As mentioned in the previous example, the tax manager in my company actively resisted the changes. Because of the changes, his department had to work more to reconcile all tax accounts that had never been reconciled before. In addition, to tighten internal control, the tax manager had to report to the controller for tax payments that were greater than a certain threshold. The changes obviously decreased the impact of his role in the company. He did not have the freedom he once had when it came to filing tax returns and making tax payments.
There are several methods that companies can stop senior managers from resisting changes in change management. First of all, change leaders should consult senior managers in the early stage of the decision-making process. Informing them of all the problems, what the changes are for, and their feedback on the changes are necessary. In my example, the tax manager should have been asked about the tax account reconciliation problems and his suggestions on solving the issues. After all, he is the most crucial change agent when implementing the changes. Second, the senior managers should be given enough tools, resources, and time to implement the changes. Sometimes, senior managers oppose the changes because they feel they do not have all the necessary resources to make the changes happen. The tax manager at my company could have been supportive of the changes if he had been given more resources (e.g., hire more employees for the tax department, hire outside consultants). Finally, supports from change leaders are essential. If senior managers feel that their leaders are in favor of what they are doing, they will be less likely to resist the changes.
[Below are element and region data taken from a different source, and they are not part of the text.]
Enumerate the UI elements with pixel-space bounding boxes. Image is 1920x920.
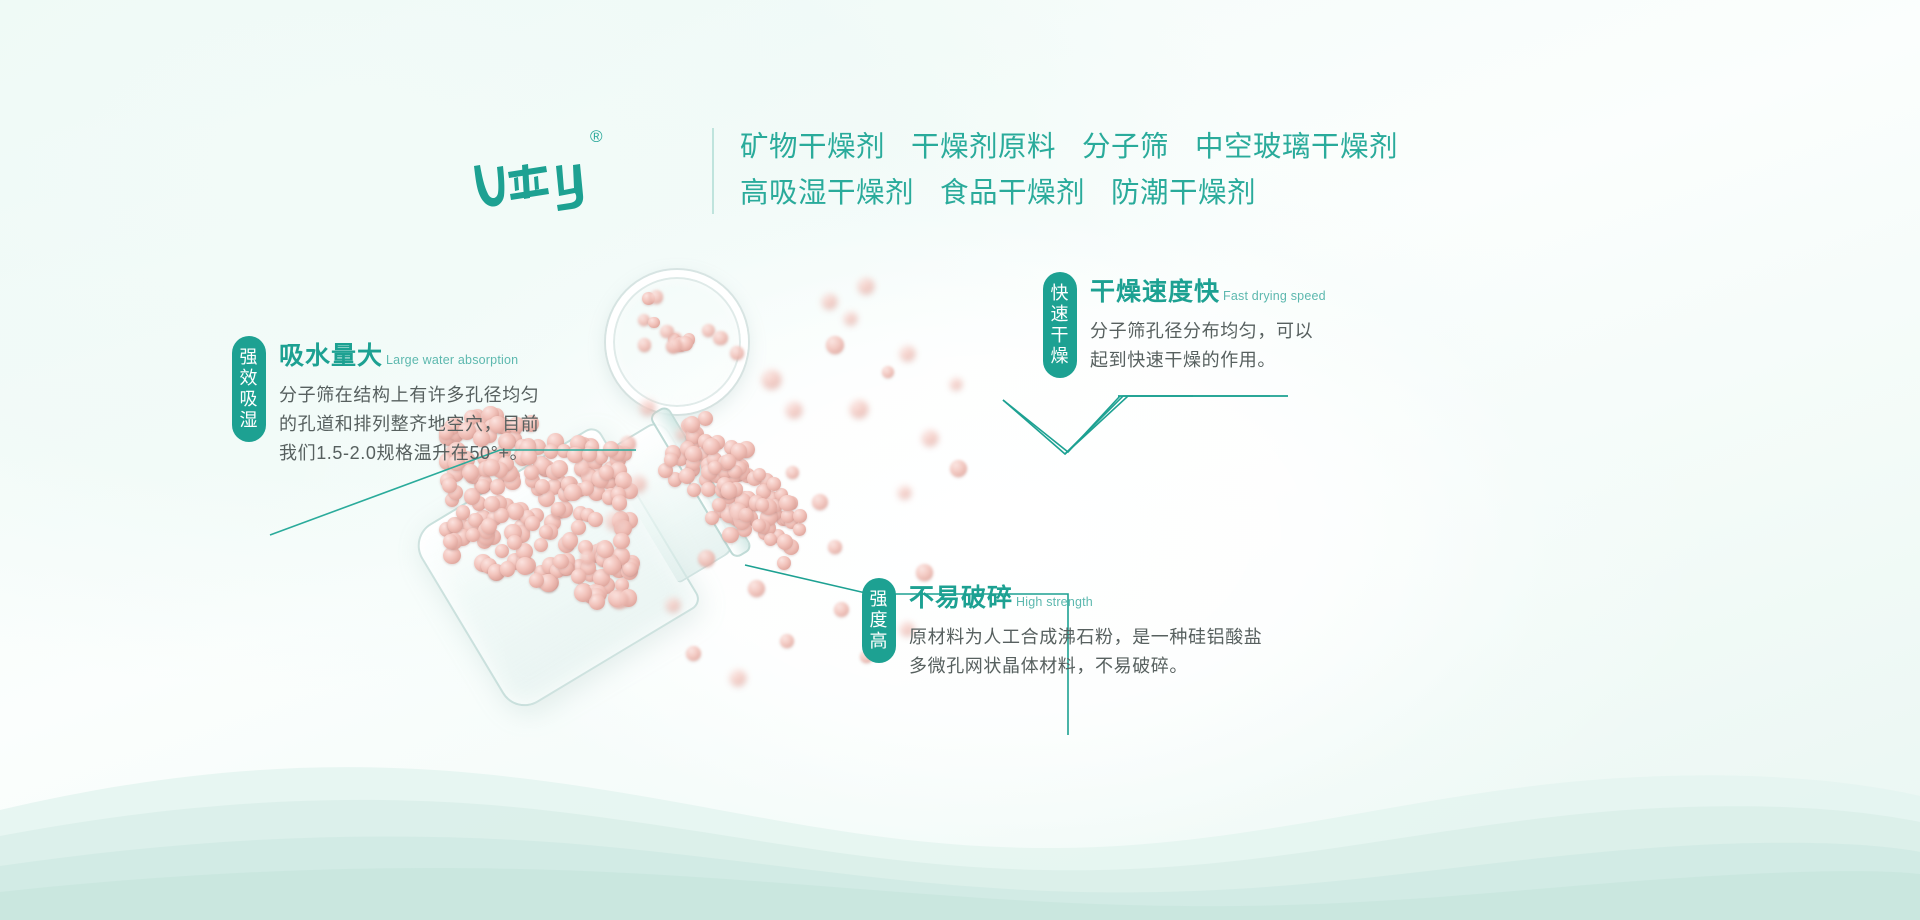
tag-char: 燥 (1043, 346, 1077, 367)
bead (599, 465, 614, 480)
bead (764, 533, 777, 546)
callout-large-water-absorption: 强 效 吸 湿 吸水量大 Large water absorption 分子筛在… (232, 336, 539, 468)
bead (950, 460, 967, 477)
callout-body: 分子筛在结构上有许多孔径均匀 的孔道和排列整齐地空穴，目前 我们1.5-2.0规… (279, 381, 539, 468)
header-divider (712, 128, 714, 214)
bead (722, 527, 738, 543)
bead (443, 534, 458, 549)
bead (571, 520, 586, 535)
callout-title: 吸水量大 (279, 336, 383, 372)
bead (730, 670, 746, 686)
bead (698, 411, 713, 426)
bead (812, 494, 828, 510)
bead (650, 290, 664, 304)
tag-char: 快 (1043, 283, 1077, 304)
bead (640, 400, 655, 415)
bead (822, 294, 837, 309)
registered-trademark-icon: ® (590, 128, 603, 145)
bead (544, 444, 558, 458)
bead (686, 646, 701, 661)
nav-item-desiccant-raw-material[interactable]: 干燥剂原料 (911, 124, 1056, 170)
callout-heading: 干燥速度快 Fast drying speed (1090, 272, 1326, 308)
bead (666, 598, 680, 612)
callout-body: 原材料为人工合成沸石粉，是一种硅铝酸盐 多微孔网状晶体材料，不易破碎。 (909, 623, 1262, 681)
bead (898, 486, 911, 499)
bead (603, 441, 619, 457)
header-keyword-nav: 矿物干燥剂 干燥剂原料 分子筛 中空玻璃干燥剂 高吸湿干燥剂 食品干燥剂 防潮干… (740, 124, 1500, 216)
bead (730, 346, 744, 360)
callout-title: 干燥速度快 (1090, 272, 1220, 308)
bead (456, 505, 471, 520)
bead (786, 466, 799, 479)
callout-subtitle: Large water absorption (386, 353, 518, 367)
bead (507, 503, 524, 520)
bead (442, 478, 457, 493)
bead (613, 533, 629, 549)
bead (752, 519, 765, 532)
nav-item-molecular-sieve[interactable]: 分子筛 (1082, 124, 1169, 170)
bead (826, 336, 844, 354)
yaao-logo-icon (470, 132, 590, 216)
bead (712, 498, 726, 512)
bead (777, 534, 793, 550)
bead (721, 454, 736, 469)
nav-row-2: 高吸湿干燥剂 食品干燥剂 防潮干燥剂 (740, 170, 1500, 216)
bead (777, 556, 791, 570)
bead (705, 511, 719, 525)
bead (698, 550, 715, 567)
bead (551, 502, 566, 517)
bead (484, 496, 500, 512)
bead (576, 462, 590, 476)
bead (551, 460, 568, 477)
bead (793, 509, 807, 523)
bead (762, 370, 781, 389)
callout-text-block: 干燥速度快 Fast drying speed 分子筛孔径分布均匀，可以 起到快… (1090, 272, 1326, 375)
callout-title: 不易破碎 (909, 578, 1013, 614)
brand-logo[interactable] (470, 132, 590, 216)
tag-char: 强 (862, 589, 896, 610)
bead (900, 346, 915, 361)
bead (748, 580, 765, 597)
bead (708, 461, 721, 474)
callout-body: 分子筛孔径分布均匀，可以 起到快速干燥的作用。 (1090, 317, 1326, 375)
tag-char: 度 (862, 610, 896, 631)
bead (780, 634, 794, 648)
bead (756, 498, 769, 511)
bead (466, 528, 480, 542)
bead (922, 430, 938, 446)
nav-item-food-desiccant[interactable]: 食品干燥剂 (940, 170, 1085, 216)
nav-item-high-moisture-absorption-desiccant[interactable]: 高吸湿干燥剂 (740, 170, 914, 216)
callout-subtitle: Fast drying speed (1223, 289, 1326, 303)
bead (793, 523, 806, 536)
bead (858, 278, 874, 294)
nav-item-mineral-desiccant[interactable]: 矿物干燥剂 (740, 124, 885, 170)
bead (580, 550, 595, 565)
bead (703, 438, 720, 455)
bead (779, 495, 796, 512)
bead (564, 484, 582, 502)
bead (834, 602, 849, 617)
tag-char: 速 (1043, 304, 1077, 325)
bead (648, 317, 660, 329)
bead (476, 479, 490, 493)
callout-high-strength: 强 度 高 不易破碎 High strength 原材料为人工合成沸石粉，是一种… (862, 578, 1262, 681)
bead (588, 512, 603, 527)
bead (844, 312, 857, 325)
tag-char: 高 (862, 631, 896, 652)
bead (448, 518, 462, 532)
tag-char: 干 (1043, 325, 1077, 346)
bead (664, 453, 678, 467)
callout-heading: 吸水量大 Large water absorption (279, 336, 539, 372)
tag-char: 效 (232, 368, 266, 389)
bead (850, 400, 868, 418)
nav-item-insulating-glass-desiccant[interactable]: 中空玻璃干燥剂 (1195, 124, 1398, 170)
nav-row-1: 矿物干燥剂 干燥剂原料 分子筛 中空玻璃干燥剂 (740, 124, 1500, 170)
bead (603, 557, 621, 575)
site-header: ® 矿物干燥剂 干燥剂原料 分子筛 中空玻璃干燥剂 高吸湿干燥剂 食品干燥剂 防… (0, 0, 1920, 250)
bead (610, 590, 629, 609)
callout-text-block: 不易破碎 High strength 原材料为人工合成沸石粉，是一种硅铝酸盐 多… (909, 578, 1262, 681)
bead (553, 554, 569, 570)
bead (612, 495, 628, 511)
tag-badge-fast-drying: 快 速 干 燥 (1043, 272, 1077, 378)
bead (567, 447, 583, 463)
bead (882, 366, 894, 378)
callout-text-block: 吸水量大 Large water absorption 分子筛在结构上有许多孔径… (279, 336, 539, 468)
banner-stage: ® 矿物干燥剂 干燥剂原料 分子筛 中空玻璃干燥剂 高吸湿干燥剂 食品干燥剂 防… (0, 0, 1920, 920)
bead (582, 447, 597, 462)
bead (534, 538, 548, 552)
bead (562, 532, 579, 549)
tag-char: 强 (232, 347, 266, 368)
bead (786, 402, 802, 418)
tag-char: 湿 (232, 410, 266, 431)
callout-heading: 不易破碎 High strength (909, 578, 1262, 614)
bead (606, 512, 624, 530)
bead (713, 331, 728, 346)
bead (623, 562, 637, 576)
bead (950, 378, 962, 390)
bead (571, 569, 586, 584)
callout-fast-drying-speed: 快 速 干 燥 干燥速度快 Fast drying speed 分子筛孔径分布均… (1043, 272, 1326, 378)
bead (620, 436, 636, 452)
bead (767, 477, 780, 490)
tag-char: 吸 (232, 389, 266, 410)
bead (828, 540, 842, 554)
bead (638, 338, 651, 351)
nav-item-moisture-proof-desiccant[interactable]: 防潮干燥剂 (1111, 170, 1256, 216)
tag-badge-high-strength: 强 度 高 (862, 578, 896, 663)
callout-subtitle: High strength (1016, 595, 1093, 609)
tag-badge-strong-moisture-absorption: 强 效 吸 湿 (232, 336, 266, 442)
bead (507, 535, 522, 550)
Managing Change Resistance
There are different approaches to managing resistance with respect to change management. The first approach is the attraction approach. Under this approach, people resist because they find the old system attractive. The tasks of change leaders are to find new attractors that can attract people to the new system. In order to create attractors, change leaders need to work together with the employees and have a close and trust relationship with them. There are several questions the change leaders can use to identify attractors (e.g. How will the changes benefit the employees? How do the changes relate to their interest? How to improve performance?) The bottom line is that resistance can be avoided if the change leaders make those who involve in the change process feel appealing to the changes.
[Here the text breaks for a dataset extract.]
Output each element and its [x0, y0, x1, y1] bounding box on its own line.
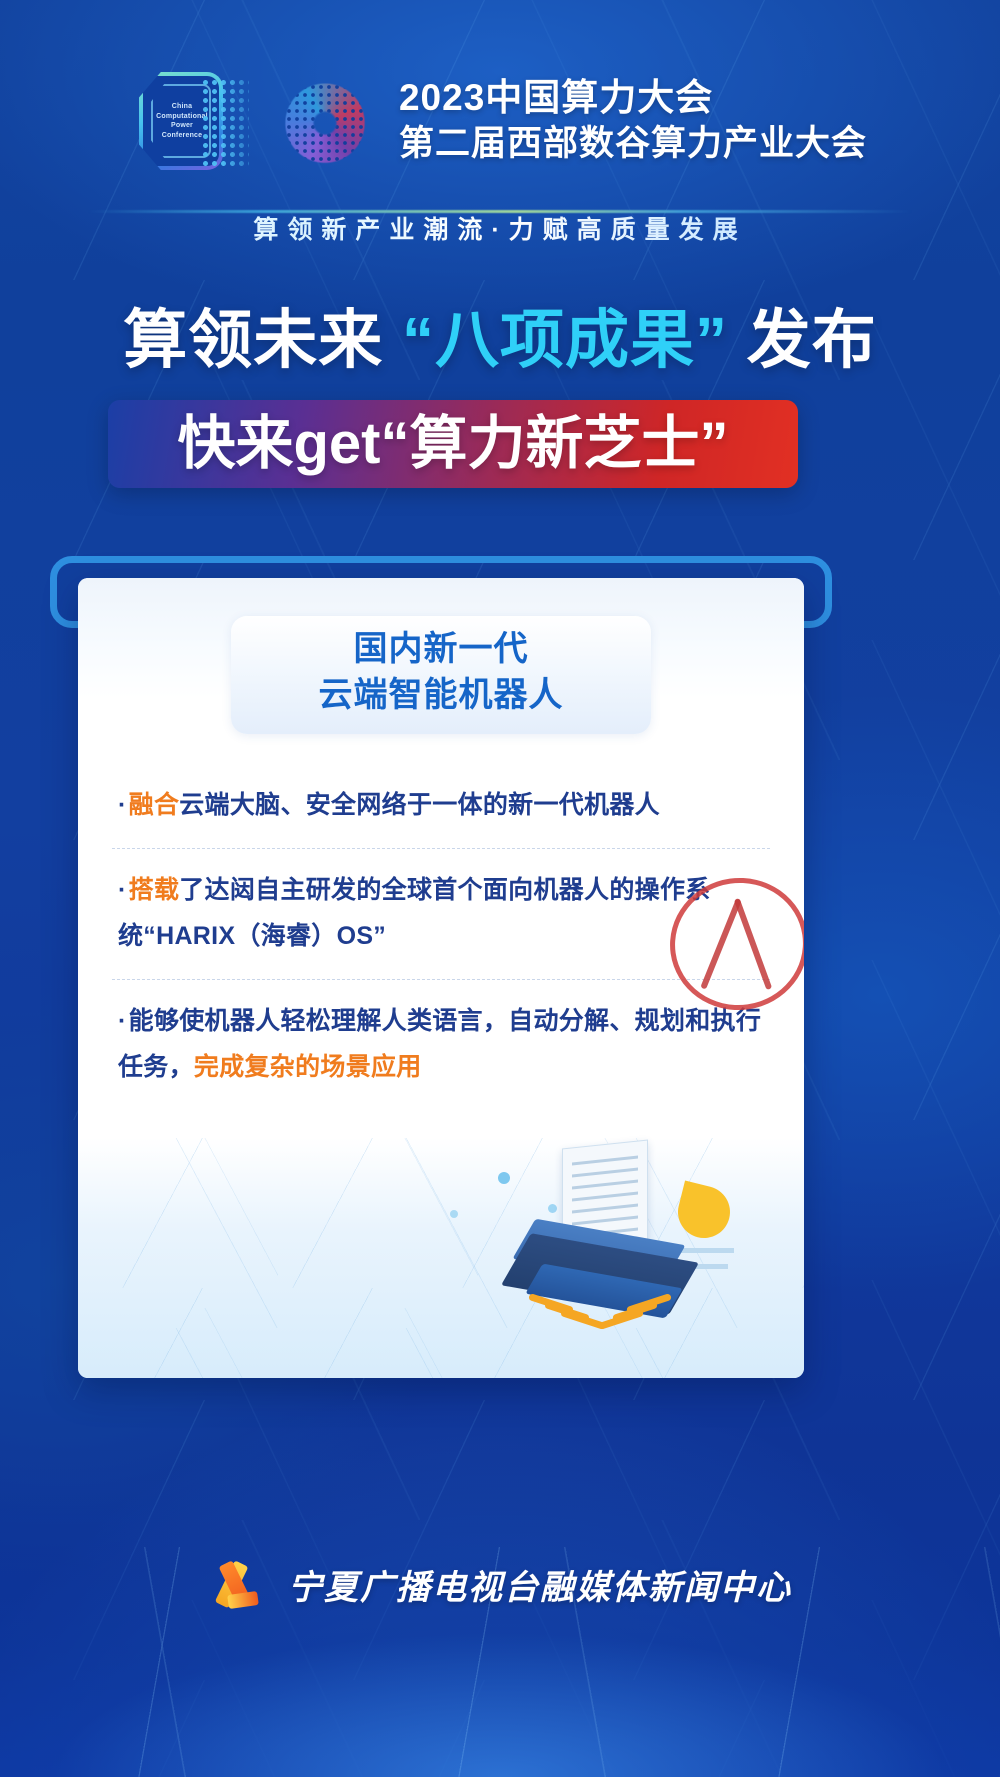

Another approach is the contingency approach. Under this approach, there is no best way to handle resistance. People have different reasons why they resist changes. Thus, they need to be handled differently. There are diverse strategies to manage resistance. Depending on the situation, appropriate strategies can be used to manage resistance. In my company, the approach used was the attraction approach. The change leaders (the CEO and CFO) appealed employees to the changes by identifying attractors. For instance, there were emails to employees to inform them of new features of the latest IT system that would be implemented in July 2018. The emails said that the new IT system would be faster and would help employees shorten their work times.